The militants demanded a withdrawal from Chechnya. Hostages were kept in a gymnasium, and 334 died — half of them children — when gunfire and explosions erupted when it was stormed. Hostages’ families were critical of the rescue operation. Russianprosecutors later cleared authorities.
Two years prior, in 2002, Chechen separatists attacked the Dubrovka Theater in Moscow and took more than 700 people hostage. Russian forces used gas, and 129 hostages died. The attackers were killed.
More recently, in 2017, a suicide bomber from Kyrgyzstan killed 15 people as well as himself in an attack on a St. Petersburg subway. In 2013, two bombers killed a combined 34 people in attacks on a railway station and a trolleybus in Volgograd.
The group Islamic State, also known as ISIS, claimed responsibility for the attacks Friday at the Crocus City Hall venue.
Putin wishes victims well, deputy prime minister say
President Vladimir Putin is thinking of those injured in today’s attack and thanked doctors, a Russian government official said, according to state media.
State media Tass reported that “Putin wished all those injured in the emergency at Crocus City Hall to recover and conveyed his gratitude to the doctors, Golikova said,” referring to Tatiana Golikova, deputy prime minister for social policy, labor, health and pension provision.
U.S. warned Russia about planned terrorist attack in Moscow, NSC says
The United States shared information about a potential terrorist attack in Moscow with Russia’s government earlier this month, a spokesperson for the National Security Council said.
The U.S. Embassy in Russia on March 7 warned U.S. citizens to avoid crowds and said it was monitoring reports that extremists might attack large gatherings in Moscow.
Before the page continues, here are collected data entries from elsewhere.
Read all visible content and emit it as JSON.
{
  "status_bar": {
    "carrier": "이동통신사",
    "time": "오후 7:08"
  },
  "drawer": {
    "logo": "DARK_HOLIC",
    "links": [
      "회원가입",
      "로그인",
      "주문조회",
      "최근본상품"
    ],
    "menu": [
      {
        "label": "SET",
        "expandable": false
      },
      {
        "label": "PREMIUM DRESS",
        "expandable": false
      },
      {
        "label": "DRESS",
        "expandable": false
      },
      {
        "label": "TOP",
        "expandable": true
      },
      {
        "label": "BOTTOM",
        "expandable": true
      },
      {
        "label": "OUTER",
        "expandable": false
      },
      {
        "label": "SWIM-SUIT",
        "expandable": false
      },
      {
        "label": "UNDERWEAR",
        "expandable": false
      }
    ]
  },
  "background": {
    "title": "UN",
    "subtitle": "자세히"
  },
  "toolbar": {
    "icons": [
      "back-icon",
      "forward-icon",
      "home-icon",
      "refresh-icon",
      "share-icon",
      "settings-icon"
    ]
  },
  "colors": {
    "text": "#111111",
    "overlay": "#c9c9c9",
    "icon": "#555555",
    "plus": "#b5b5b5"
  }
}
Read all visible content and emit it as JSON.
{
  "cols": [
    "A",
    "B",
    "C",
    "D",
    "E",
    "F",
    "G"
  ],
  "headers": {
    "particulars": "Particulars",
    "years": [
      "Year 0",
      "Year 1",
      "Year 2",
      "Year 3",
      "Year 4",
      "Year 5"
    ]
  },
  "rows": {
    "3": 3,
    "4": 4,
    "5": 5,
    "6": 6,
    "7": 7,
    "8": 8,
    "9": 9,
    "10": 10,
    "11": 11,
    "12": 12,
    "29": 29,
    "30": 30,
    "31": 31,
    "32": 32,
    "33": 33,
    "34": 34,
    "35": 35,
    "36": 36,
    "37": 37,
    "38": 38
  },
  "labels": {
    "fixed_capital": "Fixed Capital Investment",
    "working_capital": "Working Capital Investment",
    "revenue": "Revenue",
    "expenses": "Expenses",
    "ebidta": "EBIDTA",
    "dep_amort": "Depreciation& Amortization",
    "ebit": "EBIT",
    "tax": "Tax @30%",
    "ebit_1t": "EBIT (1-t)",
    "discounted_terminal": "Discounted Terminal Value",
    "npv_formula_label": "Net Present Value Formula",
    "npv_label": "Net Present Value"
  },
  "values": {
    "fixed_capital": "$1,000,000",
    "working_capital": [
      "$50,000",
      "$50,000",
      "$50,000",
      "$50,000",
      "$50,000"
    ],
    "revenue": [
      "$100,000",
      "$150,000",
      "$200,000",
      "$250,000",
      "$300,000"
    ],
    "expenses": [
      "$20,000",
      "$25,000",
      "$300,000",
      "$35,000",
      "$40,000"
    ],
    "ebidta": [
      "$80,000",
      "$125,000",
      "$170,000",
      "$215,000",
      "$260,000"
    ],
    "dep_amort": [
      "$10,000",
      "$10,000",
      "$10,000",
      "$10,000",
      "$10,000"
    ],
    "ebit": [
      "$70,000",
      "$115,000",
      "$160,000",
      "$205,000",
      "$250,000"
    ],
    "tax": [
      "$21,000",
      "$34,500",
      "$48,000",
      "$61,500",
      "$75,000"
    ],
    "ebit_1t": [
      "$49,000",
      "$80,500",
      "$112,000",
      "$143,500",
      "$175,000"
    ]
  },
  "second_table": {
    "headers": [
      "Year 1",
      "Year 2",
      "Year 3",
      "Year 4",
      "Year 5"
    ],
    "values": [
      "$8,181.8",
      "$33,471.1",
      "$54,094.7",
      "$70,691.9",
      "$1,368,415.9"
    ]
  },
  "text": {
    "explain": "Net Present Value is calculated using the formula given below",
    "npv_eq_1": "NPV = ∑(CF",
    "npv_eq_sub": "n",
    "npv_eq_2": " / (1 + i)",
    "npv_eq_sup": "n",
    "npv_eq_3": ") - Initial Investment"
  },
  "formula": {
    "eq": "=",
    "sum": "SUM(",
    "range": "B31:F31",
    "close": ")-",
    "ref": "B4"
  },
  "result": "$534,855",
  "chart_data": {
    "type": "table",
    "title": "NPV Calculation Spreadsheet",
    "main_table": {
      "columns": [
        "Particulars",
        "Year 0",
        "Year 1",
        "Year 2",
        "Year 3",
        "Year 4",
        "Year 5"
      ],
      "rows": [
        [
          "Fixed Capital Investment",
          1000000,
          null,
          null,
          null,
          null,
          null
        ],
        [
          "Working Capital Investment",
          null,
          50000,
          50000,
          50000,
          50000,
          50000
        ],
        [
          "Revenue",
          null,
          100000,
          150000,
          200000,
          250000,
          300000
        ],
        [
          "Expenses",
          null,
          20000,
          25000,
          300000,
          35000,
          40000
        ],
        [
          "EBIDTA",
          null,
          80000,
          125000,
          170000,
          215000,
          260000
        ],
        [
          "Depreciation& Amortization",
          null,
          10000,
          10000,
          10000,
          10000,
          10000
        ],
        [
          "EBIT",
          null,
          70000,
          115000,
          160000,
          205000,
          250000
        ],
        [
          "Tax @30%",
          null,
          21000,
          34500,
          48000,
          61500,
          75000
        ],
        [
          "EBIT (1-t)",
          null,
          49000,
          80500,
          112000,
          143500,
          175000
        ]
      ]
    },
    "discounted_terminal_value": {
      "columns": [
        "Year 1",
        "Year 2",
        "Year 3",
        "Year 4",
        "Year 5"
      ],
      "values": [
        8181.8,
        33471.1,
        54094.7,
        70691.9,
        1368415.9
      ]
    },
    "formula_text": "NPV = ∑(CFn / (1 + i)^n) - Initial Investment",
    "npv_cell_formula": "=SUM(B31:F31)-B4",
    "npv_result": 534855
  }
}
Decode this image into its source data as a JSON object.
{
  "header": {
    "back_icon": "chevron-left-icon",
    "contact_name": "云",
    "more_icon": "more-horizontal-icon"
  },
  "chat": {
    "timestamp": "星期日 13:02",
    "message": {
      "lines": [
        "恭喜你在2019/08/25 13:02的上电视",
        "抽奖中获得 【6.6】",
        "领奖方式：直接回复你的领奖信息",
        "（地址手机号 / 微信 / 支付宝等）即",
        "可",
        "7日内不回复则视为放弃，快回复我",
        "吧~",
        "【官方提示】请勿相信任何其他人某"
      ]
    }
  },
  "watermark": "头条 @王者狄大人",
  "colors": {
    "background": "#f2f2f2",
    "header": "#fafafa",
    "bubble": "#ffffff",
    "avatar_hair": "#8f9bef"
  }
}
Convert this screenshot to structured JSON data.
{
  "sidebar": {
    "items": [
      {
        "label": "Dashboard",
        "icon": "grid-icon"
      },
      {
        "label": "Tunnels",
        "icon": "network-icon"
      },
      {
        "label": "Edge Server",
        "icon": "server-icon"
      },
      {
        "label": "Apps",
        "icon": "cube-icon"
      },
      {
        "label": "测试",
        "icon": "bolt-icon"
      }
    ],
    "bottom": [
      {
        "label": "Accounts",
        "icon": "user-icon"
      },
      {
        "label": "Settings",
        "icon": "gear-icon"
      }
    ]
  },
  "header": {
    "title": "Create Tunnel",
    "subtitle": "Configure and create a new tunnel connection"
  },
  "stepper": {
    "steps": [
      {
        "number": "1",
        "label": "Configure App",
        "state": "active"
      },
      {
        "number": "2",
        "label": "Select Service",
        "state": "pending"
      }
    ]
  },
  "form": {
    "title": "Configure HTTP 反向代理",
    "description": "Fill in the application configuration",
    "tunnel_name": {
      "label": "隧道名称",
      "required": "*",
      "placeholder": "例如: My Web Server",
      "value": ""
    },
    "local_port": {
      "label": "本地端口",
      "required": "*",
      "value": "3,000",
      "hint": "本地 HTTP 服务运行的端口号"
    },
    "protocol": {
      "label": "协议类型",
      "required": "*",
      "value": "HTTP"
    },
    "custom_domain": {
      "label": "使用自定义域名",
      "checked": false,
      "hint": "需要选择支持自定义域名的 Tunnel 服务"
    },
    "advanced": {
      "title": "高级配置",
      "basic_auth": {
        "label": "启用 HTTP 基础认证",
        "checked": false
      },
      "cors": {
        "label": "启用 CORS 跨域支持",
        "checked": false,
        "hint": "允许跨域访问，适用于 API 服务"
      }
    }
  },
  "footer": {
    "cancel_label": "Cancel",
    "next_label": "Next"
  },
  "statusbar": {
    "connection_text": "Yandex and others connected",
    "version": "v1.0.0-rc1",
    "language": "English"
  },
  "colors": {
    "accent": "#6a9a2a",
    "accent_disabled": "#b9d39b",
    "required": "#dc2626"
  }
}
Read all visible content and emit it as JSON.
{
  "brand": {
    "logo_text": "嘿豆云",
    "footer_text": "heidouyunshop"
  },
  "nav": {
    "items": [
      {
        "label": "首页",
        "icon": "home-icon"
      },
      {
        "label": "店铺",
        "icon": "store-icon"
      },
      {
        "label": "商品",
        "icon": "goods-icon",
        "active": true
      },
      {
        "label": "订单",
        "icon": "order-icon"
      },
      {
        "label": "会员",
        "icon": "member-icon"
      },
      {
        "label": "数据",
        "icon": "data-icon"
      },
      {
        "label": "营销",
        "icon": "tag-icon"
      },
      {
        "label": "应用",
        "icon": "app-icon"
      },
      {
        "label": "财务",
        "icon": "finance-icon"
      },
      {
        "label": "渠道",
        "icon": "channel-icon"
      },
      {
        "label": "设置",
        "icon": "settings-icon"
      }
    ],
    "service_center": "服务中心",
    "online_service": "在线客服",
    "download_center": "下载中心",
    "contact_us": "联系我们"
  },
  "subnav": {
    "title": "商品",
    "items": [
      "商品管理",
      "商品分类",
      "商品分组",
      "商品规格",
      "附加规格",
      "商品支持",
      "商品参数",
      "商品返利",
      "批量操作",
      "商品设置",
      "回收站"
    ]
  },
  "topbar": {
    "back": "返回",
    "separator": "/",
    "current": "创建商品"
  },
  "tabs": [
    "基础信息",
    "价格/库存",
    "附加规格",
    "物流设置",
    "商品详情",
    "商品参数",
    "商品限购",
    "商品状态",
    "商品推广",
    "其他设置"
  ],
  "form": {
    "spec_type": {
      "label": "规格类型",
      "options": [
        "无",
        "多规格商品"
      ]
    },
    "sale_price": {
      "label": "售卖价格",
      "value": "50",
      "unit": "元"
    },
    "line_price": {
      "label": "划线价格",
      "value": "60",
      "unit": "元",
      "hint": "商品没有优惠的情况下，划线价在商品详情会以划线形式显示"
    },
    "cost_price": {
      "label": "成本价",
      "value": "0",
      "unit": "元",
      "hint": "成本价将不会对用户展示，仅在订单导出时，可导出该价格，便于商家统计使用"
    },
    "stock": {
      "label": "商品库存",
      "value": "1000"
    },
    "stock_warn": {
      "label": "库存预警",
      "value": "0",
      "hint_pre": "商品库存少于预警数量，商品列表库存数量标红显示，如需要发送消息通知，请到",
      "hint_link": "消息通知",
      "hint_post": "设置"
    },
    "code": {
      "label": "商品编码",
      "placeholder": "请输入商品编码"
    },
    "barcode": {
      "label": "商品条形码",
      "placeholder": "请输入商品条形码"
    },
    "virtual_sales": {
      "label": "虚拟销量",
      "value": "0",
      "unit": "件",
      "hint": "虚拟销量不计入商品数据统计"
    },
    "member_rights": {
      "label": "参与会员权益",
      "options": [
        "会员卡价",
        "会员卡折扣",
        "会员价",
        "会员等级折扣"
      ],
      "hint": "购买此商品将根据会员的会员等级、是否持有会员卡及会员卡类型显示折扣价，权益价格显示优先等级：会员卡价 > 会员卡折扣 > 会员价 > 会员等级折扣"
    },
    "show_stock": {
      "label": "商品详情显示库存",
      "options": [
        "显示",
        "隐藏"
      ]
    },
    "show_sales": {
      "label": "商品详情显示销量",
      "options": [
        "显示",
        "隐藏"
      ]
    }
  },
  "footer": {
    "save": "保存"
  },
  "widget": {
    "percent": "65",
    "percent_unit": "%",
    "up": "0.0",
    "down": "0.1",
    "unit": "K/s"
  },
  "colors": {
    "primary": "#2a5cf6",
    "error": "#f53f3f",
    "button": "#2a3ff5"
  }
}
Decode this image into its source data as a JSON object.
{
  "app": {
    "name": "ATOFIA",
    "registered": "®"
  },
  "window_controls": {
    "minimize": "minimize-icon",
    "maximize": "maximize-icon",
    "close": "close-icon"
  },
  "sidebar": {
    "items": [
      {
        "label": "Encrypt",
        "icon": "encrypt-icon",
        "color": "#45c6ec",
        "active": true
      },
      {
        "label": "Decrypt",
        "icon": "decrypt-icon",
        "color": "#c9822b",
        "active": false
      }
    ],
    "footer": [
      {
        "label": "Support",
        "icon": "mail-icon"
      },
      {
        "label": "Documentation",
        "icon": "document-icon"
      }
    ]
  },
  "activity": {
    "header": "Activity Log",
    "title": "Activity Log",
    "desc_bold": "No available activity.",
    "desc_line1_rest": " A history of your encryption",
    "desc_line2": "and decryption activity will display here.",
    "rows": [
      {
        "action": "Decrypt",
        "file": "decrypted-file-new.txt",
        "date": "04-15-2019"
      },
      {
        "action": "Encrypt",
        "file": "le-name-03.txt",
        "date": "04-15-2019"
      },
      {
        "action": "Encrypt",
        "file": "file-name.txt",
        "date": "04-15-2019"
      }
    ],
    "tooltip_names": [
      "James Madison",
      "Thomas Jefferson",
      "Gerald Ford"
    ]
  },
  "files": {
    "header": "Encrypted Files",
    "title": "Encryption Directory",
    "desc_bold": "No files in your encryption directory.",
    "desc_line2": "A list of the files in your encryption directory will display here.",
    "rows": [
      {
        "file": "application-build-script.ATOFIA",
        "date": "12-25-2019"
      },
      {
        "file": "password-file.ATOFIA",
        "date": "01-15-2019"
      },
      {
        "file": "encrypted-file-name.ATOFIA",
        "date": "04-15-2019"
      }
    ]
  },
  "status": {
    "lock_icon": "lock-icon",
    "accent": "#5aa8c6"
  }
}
“Earlier this month, the U.S. Government had information about a planned terrorist attack in Moscow — potentially targeting large gatherings, to include concerts — which prompted the State Department to issue a public advisory to Americans in Russia,” NSC spokesperson Adrienne Watson said.
“The U.S. Government also shared this information with Russian authorities in accordance with its longstanding ‘duty to warn’ policy,” Watson said.
Putin recently dismissed ‘provocative’ warning about potential attacks
In remarks that aired three days ago, Russian President Vladimir Putin accused the West of “provocative statements” about potential terror attacks in Russia, and dismissed them.
“I’ll remind you of recent, let’s say directly, provocative statements of certain official Western structures about potential terror attacks in Russia,” Putin said.
“All of this looks like obvious blackmail and an attempt to intimidate, destabilize our country,” he said before the state security agency FSB.
Putin in those remarks did not specify a country or warning. The U.S. Embassy in Russia on March 7 warned U.S. citizens to avoid crowds.
“The Embassy is monitoring reports that extremists have imminent plans to target large gatherings in Moscow, to include concerts, and U.S. citizens should be advised to avoid large gatherings over the next 48 hours,” the U.S. Embassy warned.
Some Moscow concertgoers filmed events as they unfolded Friday night, when gunmen opened fire inside a theater and people ran to take cover in fear for their lives.